“Zoned In” was an in-person and virtual workshop series, and 6 month awareness campaign to get local nightlife communities involved in “City of Yes” — an initiative proposing city-wide zoning reform in NYC.
Hosted with the NYC Office of Nightlife, Small Business Services, Department of City Planning and Tara Duvivier from Pratt Center “Zoned In” aimed to spread awareness to nightlife and creative communities. We shared a 101 on zoning, how this reform could affect or open opportunity in different neighborhoods, and how to get involved in the public hearing process.
In 2023 NYC’s Department of City Planning announced “City of Yes” to address economic opportunity, carbon neutrality, and need for housing. This initiative has been years in the making, involving the input of many different agencies and organizations across NYC, however NYC’s history of top-down zoning reform is contentious and has often overwritten what local communities need or want for their neighborhood, ultimately resulting in displacement.

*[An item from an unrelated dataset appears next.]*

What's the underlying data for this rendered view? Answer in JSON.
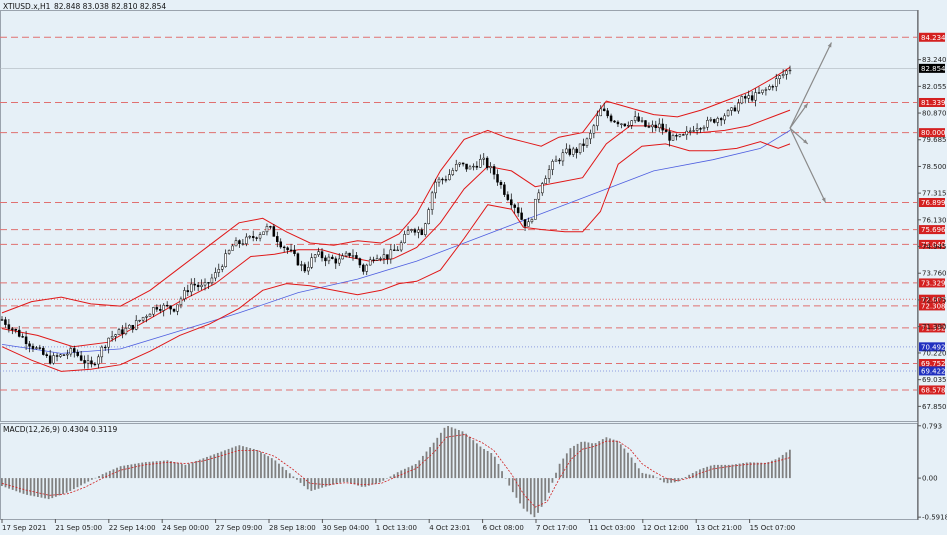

In the United States, the laws that govern our use of land, i.e. zoning, are intrinsically linked to a long history of discrimination. When we look at nightlife in NYC, the type of space where you can dance or perform live music is dictated by rules that haven’t changed since the 1960s. Why should zoning have anything to do with freedom of expression? Echoing a century of complex factors including redlining, criminalization, divestment, racist lending, skyrocketing property values, and general NIMBY-ism, grassroots and diverse nightlife has had fewer and fewer places to go. Known as the entertainment capitol of the world, this might seem surprising. But a map of where one can “legally” have a venue where people dance and perform music tells a different story. At the root of it, nightlife and by de facto these types of expression, are zoned out across wide swaths of the city.